Saturday, February 12, 2011

Go West, Young Fan, For Friday Upsets

For a night everything was good in Western New York's version of MAAC basketball, at least for the teams from that region, even if Friday's results didn't occur near the land of the world's best chicken wings.

Niagara and Canisius, teams that had struggled through much of the early part of the season, got victories on the same night. And they weren't exactly beating lower-division teams to do so.

Both the Purple Eagles and the Golden Griffins went on the road Friday night for wins, knocking off teams playing for standings' position near the upper portion of the conference hierarchy.

Niagara went to Loyola for a 59-57 victory over the Greyhounds. Purple Eagles' guard Anthonly Nelson made a layup with about 15 seconds remaining to give the winners a one-point lead and freshman guard Marvin Jordan made one of two free throws with 10 seconds remaining for the final margin. Loyola missed two shots in the final 15 seconds.

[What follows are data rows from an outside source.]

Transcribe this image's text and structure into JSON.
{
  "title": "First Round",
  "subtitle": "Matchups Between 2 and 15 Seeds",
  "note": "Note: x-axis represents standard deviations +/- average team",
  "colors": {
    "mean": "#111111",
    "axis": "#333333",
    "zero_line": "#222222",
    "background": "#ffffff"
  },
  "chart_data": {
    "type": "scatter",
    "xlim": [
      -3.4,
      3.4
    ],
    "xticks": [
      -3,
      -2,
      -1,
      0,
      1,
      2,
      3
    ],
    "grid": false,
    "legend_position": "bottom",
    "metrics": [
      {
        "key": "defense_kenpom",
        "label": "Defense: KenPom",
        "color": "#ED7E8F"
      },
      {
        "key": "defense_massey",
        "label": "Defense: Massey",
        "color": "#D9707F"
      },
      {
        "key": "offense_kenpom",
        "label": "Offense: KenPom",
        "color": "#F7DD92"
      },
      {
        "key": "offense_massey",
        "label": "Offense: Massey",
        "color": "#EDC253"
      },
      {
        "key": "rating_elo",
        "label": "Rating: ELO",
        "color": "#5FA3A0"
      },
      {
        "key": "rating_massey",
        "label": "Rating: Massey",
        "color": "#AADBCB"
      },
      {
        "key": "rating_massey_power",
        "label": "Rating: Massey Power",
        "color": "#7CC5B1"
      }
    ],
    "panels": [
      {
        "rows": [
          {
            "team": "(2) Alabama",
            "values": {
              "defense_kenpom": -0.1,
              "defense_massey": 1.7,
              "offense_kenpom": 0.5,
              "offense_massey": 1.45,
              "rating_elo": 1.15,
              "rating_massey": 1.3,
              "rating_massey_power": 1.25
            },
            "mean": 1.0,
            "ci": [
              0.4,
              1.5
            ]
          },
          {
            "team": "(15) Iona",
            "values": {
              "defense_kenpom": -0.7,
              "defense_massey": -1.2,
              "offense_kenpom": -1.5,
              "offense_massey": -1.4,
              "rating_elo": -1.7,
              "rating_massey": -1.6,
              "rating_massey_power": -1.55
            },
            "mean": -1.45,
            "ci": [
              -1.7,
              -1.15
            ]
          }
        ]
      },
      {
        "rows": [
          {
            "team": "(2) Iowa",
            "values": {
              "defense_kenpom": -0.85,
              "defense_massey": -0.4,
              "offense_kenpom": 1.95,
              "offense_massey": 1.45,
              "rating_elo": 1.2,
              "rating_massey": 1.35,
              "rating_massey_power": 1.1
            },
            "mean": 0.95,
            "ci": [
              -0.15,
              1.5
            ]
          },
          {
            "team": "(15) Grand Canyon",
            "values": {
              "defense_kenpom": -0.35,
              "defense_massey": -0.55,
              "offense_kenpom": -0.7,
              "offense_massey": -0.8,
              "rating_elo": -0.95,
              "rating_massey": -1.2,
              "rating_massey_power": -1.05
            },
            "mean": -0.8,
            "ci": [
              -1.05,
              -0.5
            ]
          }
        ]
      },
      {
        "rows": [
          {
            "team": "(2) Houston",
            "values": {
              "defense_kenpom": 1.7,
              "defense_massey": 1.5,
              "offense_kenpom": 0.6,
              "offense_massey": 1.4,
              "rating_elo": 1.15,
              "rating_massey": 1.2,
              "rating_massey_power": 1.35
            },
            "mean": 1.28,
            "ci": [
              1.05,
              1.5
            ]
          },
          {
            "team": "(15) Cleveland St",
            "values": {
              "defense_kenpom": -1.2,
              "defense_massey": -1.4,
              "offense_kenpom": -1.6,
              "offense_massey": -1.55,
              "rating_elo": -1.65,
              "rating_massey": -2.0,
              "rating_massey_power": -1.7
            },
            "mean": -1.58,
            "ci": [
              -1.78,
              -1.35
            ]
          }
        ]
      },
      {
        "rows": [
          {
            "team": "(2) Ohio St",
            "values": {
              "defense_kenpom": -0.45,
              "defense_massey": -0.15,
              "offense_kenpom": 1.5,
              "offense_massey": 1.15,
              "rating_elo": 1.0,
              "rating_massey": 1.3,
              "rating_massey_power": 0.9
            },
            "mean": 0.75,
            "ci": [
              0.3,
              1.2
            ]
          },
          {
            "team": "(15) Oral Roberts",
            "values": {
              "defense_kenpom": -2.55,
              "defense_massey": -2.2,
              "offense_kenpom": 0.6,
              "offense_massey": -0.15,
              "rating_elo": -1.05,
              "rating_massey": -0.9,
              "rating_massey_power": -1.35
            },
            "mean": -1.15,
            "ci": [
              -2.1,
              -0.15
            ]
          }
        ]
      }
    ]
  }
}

Nelson had 20 points while adding to his nation-leading steal total with five.

(And, an editor's note here to league coaches: Do not forget about Mr. Nelson when casting your post-season first-team all-conference ballots. Nelson might be the most-versatile player in the MAAC, as well as one of its best. He already is the first player in Niagara history to produce 1,000 points, 500 rebounds, 600 assists and 200 steals over a career. If you need further evidence, Nelson leads the entire country in steals this season.)

The victory was the second straight for Niagara, which previously won at Marist on Super Bowl Sunday.

Loyola fell to 8-6 in MAAC play and into fifth place. Fairfield is still first at 12-2, followed by Saint Peter's (10-4) and, then, Rider and Iona (each 9-5).

Rider had what looked like a nice opportunity to stay tied with St. Peter's for second place, but saw that slip away against resurgent Canisius, which has now won its last three games.

The Golden Griffins, at Rider, knocked off the Broncs, 67-65 when sophomore guard Gaby Belardo sank a jumper with 7.8 seconds remaining and a Rider 3-point attempt bounced off the rim at the buzzer.

(Editor's Note: Belardo's game-winner was his third of the season, and league coaches should not forget him, either, when filling out all-MAAC ballots, at least for a second-, or third-team mention.)

Canisius is now 7-7 overall, moving it into a tie for sixth with Siena (which lost at Iona on Friday night) as it attempts to earn a first-round bye in the MAAC's post-season tournament for teams that finish in the top six spots in the final standings.

Think that's not big news on the Buffalo school's campus?

Let's put sixth place, and an above-.500 overall record (the Griffs are now 13-11 overall) in historical perspective.

Canisius has been in the post-season tournament's play-in round in every season since 1998-99, when it finished 11-7 in conference play. That is an unprecedented 11-year run of play-in round appearances.

And, the Griffs haven't been over .500 in regular-season play since a 20-11 record (but a 9-9 conference mark, which had them in 7th place) in the 2000-01 season.

Friday's victory at Rider was the first for Canisius at the Lawrenceville, N.J., campus since the series began in 1932. Of course the teams didn't begin playing regularly until Rider joined the MAAC in 1997, but the Broncs were 14-0 against Canisius over the years in their home games in the series.

It all reinforces the well-used, but perfect-fitting cliche that "On any given night..." which bodes well for an exciting stretch run to the regular-season and an interesting post-season tournament.

"There's nobody in the league as good as we were the last three or four years and there's no one as good as Siena was the last three or four years," Niagara coach Joe Mihalich told the Buffalo News earlier in the week. "If that's going to upset [Fairfield coach] Ed Cooley or [Iona coach Tim Cluess], that's OK."

"There's some really good teams in this league, I think there's four teams in this league who everyone thinks is going to win it," Mihalich added.

And, Mihalich's counterpart in Western New York, Canisius coach Tom Parrotta, agrees.

"I think Joe makes a valid point," Parrotta said. "There's a lot of teams out there capable of winning."

In truth, there are probably seven or eight teams harboring semi-legitimate dreams of winning the post-season tournament.

And after Friday's upset road victories, two of those teams call Western New York their home base.